Kristen Goncalves
Kristen Goncalves, 29
Superintendent at Skanska USA Civil
If you’ve ever passed through New York City’s Moynihan Train Hall and enjoyed it more than the bowels of Penn Station, you have Kristen Goncalves to thank.
Goncalves is a superintendent with Skanska USA Civil, a role in which she supervises all craft and subcontractor craft employees, and coordinates various facets of work between different trades on civil projects from wastewater treatment plants to transportation hubs across the New York metro region.
Goncalves has been with Skanska USA Civil for seven years, and served as an assistant superintendent for nearly two years on the $1.6 billion redevelopment of Moynihan Train Hall. She helped oversee about 500 craft employees working on the concourse level every shift, and helped weather the storm that COVID brought toward the end of the project. The train hall opened to the public on Jan. 1, 2021.
“I’m just in awe of what it became from what it started as,” Goncalves said. “It’s awesome when you’re standing there as part of the contracting team, to see people come up the escalator for the first time and take it all in, take pictures, and just admire how amazing it is.”

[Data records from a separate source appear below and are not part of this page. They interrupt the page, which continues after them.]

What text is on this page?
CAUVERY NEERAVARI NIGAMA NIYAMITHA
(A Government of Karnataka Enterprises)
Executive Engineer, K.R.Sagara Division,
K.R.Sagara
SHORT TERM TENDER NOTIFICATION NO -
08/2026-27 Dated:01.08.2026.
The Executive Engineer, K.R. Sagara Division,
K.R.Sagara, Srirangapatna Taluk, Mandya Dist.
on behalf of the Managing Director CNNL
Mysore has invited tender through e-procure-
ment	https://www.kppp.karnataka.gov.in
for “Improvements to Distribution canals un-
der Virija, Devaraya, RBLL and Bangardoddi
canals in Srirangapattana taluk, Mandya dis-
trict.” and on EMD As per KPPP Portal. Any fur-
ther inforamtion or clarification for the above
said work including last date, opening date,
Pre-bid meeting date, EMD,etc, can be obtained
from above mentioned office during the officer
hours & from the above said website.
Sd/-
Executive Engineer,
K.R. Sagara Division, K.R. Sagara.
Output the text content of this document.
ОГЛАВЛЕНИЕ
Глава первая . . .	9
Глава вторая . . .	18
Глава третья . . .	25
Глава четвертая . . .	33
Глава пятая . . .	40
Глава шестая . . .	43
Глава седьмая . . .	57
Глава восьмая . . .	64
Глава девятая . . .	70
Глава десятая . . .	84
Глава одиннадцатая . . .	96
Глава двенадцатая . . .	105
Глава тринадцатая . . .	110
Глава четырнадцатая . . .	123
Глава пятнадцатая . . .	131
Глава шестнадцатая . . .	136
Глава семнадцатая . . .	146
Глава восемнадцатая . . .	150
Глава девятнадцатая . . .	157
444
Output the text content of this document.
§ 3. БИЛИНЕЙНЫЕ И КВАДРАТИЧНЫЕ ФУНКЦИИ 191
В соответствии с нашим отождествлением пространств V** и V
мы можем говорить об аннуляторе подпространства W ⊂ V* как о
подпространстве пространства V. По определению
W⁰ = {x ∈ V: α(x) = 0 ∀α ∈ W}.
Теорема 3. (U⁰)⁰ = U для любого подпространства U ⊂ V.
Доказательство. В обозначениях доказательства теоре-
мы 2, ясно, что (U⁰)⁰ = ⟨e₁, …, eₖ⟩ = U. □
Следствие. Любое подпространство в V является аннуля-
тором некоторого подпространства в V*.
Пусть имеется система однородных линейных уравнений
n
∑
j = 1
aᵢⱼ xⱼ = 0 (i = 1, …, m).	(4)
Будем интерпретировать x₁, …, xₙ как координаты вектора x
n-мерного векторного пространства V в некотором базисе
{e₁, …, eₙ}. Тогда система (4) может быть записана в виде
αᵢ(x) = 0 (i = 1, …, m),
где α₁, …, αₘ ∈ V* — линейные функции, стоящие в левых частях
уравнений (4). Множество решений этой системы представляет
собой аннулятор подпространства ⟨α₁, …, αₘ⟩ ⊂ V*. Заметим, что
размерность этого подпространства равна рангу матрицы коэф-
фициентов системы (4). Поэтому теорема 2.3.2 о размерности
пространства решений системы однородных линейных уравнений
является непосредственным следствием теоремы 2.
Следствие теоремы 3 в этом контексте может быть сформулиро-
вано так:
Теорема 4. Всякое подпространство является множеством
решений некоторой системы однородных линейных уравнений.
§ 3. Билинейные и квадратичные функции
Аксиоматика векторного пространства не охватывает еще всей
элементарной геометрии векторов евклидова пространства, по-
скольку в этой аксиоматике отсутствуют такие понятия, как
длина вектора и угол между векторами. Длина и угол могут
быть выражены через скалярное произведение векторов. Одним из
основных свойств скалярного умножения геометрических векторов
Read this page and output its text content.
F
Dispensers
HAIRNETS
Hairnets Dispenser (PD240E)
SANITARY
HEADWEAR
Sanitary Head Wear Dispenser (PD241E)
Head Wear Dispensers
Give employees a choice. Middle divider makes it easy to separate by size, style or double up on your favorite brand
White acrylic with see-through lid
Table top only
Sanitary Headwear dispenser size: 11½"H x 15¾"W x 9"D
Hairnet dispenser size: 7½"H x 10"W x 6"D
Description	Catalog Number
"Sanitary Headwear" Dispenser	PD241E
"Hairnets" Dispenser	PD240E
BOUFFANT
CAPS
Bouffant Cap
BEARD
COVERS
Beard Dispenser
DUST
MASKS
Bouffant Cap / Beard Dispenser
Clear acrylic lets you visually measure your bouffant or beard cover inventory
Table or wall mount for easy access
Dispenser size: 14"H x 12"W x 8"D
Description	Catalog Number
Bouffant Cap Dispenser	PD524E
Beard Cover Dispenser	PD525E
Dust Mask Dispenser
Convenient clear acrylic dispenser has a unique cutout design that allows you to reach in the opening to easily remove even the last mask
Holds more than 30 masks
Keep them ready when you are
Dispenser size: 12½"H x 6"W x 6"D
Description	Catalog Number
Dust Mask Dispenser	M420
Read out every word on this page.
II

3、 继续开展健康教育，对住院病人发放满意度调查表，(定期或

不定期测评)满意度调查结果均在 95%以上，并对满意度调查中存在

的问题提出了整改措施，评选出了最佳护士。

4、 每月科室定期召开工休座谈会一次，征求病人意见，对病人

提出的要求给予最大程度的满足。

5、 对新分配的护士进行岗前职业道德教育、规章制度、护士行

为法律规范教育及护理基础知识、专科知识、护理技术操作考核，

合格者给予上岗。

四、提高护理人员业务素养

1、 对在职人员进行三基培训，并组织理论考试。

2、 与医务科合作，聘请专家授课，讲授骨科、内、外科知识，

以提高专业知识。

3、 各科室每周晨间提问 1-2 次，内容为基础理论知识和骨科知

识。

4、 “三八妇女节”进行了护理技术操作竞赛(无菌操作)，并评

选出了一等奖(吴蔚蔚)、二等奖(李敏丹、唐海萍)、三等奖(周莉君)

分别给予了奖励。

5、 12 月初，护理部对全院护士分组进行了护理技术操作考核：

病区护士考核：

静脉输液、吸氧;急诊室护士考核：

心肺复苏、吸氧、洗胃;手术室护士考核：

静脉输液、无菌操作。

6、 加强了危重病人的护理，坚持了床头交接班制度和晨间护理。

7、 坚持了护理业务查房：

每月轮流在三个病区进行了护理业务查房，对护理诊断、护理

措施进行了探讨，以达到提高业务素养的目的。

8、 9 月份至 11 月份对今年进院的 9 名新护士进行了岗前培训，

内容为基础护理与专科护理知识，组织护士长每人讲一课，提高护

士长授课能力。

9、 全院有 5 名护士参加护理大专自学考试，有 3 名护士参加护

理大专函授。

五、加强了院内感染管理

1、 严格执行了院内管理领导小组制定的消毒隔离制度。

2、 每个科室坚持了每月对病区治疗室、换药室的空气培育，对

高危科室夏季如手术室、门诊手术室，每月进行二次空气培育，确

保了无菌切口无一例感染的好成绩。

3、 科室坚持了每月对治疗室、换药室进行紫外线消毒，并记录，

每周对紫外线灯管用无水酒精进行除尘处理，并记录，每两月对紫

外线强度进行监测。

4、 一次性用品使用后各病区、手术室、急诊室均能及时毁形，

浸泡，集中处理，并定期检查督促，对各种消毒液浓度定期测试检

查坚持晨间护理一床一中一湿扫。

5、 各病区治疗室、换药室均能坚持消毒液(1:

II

It’s that sense of service to a greater good that drove Goncalves toward civil projects in the first place. She’s currently working as superintendent on a $108 million project to replace the six main sewage pumps of the Coney Island Waste Water Resource Facility in Brooklyn. She explained that it’s a tricky project because the plant has to maintain operations or else they would be “flooding peoples’ basements in Brooklyn.”
She likes that her work touches many people, even if they don’t know it.
“The best part of the job is how much we can change an environment or a neighborhood or just make people’s lives better on that larger scale,” she said.